Friday, September 26, 2008
Making Peace With God
Note: I first posted this piece almost two years ago, but I'm reposting it, because I think the issues it discusses are increasingly urgent. I know not everyone will agree with my opinions, but I hope you'll at least find food for thought.
Thank you for reading.
Quite a while ago now, one of my hospital patients, an older gentleman, looked up at me from his gurney and laughed when I told him I was a volunteer chaplain. "Young lady, I made my peace with God before you were born."
"Good for you," I said. "How did you do that?"
So he told me.
He'd worked for the OSS in WWII. He got dropped behind enemy lines to assassinate people. "I was very young. The work sounded exciting before I started. I had no idea what it would do to me. You can't imagine what it's like to kill another human being, until you've done it.
"When I came home, I made a vow to God that I would never again intentionally hurt another person. And I never have."
Last spring, Gary and I went to Maui with friends. I'd read about breadfruit and wanted to try it, so one day we stopped at a fruit stand. The man who ran the place had long hair, lots of hemp jewelry, and a dreamy look in his eyes. He looked like a walking stereotype of a New Age flower child.
I admired a wooden cross he was wearing. He smiled and said, "Thank you. One of my patients gave it to me. It's from Africa."
"One of your patients? Are you a doctor or nurse?"
"I'm a spiritual healer," he told us. And then he told us that a long time ago, he'd been Special Forces, until he became disillusioned with the work and started to question what he was doing, and why. His loss of faith in the U.S. government was so profound that he left the country for a while, living in exile. When he came back home, it was to work as a healer.
When we went back to the car with our breadfruit, I said, "Special Forces? Aren't they the people who learn, like, seven ways to kill somebody with one finger?"
"Yeah," Gary said, and shook his head. "That guy went from being a spiritual killer to being a spiritual healer."
I thought immediately of my OSS patient. Both of these men made their peace with God by making peace with other people. I wonder how many other former military personnel have done the same thing.
I've met a lot of scarred veterans at the hospital, and other places. They're haunted by what they've seen and by what they've done, even when they did those things for reasons they believed were just. I think a lot of us don't want to think about what we ask of our military when we ask them to kill for us. We don't want to acknowledge the cost. We want to believe that if someone deems a death necessary, that death won't hurt the person charged with making it happen.
Some of us also want to believe that people who've killed for reasons we don't consider just can't be forgiven, can't change, can't be redeemed. These people, many of us believe, deserve to die: but the people charged with making those deaths happen must, of course, be exempt from any ill effects, because their actions are just.
Here's a New Yorker article about the trauma experienced by soldiers in Iraq who've taken lives. Here's a link to "Witness to an Execution," an NPR story about the prison employees who work on Death Row in Huntsville, Texas. These people believe in what they're doing. It still takes a toll on them.
"You can't imagine what it's like to kill another human being, until you've done it." The good news is that people who've killed can heal, and heal others: they can get better. They can make their peace with God. At least two of them have.

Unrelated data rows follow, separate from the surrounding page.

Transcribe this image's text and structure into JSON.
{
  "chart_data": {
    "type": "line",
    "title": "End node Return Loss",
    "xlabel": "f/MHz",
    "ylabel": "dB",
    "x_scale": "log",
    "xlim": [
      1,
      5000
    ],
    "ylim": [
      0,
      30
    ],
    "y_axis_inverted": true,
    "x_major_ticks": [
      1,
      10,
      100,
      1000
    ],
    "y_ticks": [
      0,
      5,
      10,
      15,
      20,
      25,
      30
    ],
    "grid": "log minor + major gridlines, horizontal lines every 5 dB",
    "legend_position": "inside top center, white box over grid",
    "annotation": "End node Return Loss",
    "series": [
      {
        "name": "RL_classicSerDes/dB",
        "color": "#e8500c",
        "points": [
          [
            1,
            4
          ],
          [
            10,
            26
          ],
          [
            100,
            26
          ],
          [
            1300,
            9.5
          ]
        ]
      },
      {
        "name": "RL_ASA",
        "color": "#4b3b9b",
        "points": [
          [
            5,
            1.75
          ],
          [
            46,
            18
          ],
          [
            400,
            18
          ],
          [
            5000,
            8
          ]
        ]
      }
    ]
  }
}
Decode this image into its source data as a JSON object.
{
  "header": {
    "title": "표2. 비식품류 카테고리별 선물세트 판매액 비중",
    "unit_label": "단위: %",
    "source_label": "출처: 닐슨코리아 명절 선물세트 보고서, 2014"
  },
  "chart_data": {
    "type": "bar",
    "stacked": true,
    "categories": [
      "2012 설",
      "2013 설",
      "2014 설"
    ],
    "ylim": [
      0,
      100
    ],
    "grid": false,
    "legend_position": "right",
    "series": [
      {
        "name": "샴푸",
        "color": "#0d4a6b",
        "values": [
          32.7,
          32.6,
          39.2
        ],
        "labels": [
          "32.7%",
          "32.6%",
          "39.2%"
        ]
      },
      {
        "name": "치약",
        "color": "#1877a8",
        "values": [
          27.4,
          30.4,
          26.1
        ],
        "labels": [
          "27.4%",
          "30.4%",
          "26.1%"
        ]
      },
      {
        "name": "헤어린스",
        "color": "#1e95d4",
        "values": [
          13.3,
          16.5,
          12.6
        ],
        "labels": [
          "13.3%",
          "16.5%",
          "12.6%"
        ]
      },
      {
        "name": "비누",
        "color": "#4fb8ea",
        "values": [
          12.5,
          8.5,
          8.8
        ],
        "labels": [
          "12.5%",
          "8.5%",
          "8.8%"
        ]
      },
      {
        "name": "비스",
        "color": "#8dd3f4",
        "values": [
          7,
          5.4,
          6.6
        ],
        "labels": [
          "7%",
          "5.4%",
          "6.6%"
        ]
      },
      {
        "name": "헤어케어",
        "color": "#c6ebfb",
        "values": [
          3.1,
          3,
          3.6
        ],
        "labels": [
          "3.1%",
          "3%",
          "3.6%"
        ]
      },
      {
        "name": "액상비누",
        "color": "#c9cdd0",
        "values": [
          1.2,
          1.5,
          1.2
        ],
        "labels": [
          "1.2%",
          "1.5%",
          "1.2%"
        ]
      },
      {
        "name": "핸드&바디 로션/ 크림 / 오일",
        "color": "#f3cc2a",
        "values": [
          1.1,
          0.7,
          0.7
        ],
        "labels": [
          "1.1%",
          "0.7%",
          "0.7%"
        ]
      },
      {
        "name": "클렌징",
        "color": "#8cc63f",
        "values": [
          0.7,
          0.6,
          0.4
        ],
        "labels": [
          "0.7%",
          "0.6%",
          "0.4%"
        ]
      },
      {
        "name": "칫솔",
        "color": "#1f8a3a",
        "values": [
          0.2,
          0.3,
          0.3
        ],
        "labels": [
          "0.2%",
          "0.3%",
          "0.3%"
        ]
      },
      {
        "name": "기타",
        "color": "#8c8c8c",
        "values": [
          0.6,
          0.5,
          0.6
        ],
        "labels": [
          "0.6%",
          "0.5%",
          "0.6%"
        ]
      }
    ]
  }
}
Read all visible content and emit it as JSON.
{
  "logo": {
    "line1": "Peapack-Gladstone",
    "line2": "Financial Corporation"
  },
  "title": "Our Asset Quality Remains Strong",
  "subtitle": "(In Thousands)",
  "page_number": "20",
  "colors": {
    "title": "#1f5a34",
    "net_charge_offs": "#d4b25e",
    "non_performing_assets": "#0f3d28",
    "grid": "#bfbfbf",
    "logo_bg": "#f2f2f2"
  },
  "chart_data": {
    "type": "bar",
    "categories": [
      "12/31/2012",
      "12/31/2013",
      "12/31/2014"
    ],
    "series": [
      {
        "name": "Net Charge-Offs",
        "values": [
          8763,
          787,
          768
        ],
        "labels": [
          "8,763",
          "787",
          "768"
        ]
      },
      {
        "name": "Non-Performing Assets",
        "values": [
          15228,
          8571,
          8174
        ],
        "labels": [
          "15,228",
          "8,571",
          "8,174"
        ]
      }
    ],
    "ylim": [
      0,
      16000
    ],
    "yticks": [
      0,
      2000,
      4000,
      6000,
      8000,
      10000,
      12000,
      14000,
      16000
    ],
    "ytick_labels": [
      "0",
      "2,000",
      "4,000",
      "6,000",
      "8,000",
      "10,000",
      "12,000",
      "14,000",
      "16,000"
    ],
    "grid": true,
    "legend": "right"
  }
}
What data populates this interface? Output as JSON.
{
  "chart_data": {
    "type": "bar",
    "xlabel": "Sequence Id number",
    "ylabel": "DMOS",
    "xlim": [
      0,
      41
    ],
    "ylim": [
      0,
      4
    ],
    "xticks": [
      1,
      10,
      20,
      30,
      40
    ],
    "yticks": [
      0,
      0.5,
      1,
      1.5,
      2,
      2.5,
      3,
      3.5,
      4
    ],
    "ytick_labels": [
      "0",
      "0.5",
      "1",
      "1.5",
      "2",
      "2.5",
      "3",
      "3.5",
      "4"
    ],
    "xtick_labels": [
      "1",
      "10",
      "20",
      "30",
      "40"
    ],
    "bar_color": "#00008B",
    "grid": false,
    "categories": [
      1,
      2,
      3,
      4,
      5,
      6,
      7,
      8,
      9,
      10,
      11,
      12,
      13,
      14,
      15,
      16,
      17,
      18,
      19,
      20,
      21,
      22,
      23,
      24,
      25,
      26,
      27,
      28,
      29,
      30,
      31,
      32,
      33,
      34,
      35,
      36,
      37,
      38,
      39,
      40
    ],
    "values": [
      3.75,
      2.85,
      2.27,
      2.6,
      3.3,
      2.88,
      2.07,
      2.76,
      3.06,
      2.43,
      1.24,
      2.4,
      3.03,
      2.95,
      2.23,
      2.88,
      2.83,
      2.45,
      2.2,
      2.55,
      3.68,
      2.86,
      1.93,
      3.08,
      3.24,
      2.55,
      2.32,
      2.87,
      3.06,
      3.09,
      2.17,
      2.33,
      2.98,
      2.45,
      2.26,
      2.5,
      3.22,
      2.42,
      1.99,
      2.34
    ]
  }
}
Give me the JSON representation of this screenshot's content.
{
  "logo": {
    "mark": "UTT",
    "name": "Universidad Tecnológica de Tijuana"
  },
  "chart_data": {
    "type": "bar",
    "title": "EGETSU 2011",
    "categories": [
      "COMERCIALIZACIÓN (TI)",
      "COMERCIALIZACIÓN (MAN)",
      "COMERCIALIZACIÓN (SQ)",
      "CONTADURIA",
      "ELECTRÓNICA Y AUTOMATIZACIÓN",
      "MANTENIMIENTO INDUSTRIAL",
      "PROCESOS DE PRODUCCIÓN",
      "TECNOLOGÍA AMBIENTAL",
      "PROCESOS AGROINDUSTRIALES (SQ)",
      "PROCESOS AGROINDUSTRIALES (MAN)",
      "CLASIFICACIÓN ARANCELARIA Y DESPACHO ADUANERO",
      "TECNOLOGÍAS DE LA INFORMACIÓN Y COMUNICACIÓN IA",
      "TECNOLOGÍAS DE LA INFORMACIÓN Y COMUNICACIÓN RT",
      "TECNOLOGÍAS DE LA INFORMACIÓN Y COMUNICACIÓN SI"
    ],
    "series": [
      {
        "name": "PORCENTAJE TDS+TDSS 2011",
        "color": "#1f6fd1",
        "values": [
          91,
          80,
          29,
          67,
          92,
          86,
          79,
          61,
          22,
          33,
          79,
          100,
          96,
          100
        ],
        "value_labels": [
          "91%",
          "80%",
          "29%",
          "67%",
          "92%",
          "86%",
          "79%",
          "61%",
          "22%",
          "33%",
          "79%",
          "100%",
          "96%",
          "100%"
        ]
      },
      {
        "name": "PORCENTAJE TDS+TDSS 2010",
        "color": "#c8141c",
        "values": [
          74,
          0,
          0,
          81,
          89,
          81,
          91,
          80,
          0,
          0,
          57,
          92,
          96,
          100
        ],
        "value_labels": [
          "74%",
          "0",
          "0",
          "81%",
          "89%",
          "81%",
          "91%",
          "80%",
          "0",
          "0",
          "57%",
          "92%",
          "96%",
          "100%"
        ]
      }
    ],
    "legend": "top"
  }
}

Surely others can, too. But surely our military and prison personnel would be better off if they didn't have to. And surely our death-row inmates -- and the prison staff who care for them -- would be better off if we acknowledged that at least some of them, too, can change.
I'm not quite able to label myself a pacifist; I'm a reluctant adherant of just-war theory. (I also believe that very few conflicts meet the stringent definition of a just war.) I imagine that my OSS patient and the Special-Forces spiritual healer might be, too, although we didn't discuss it. Returning combat veterans need our love and support and prayers. They need our help as they seek healing.
We can begin to help them by making our own vow: a promise never to forget the magnitude of what we've asked of them.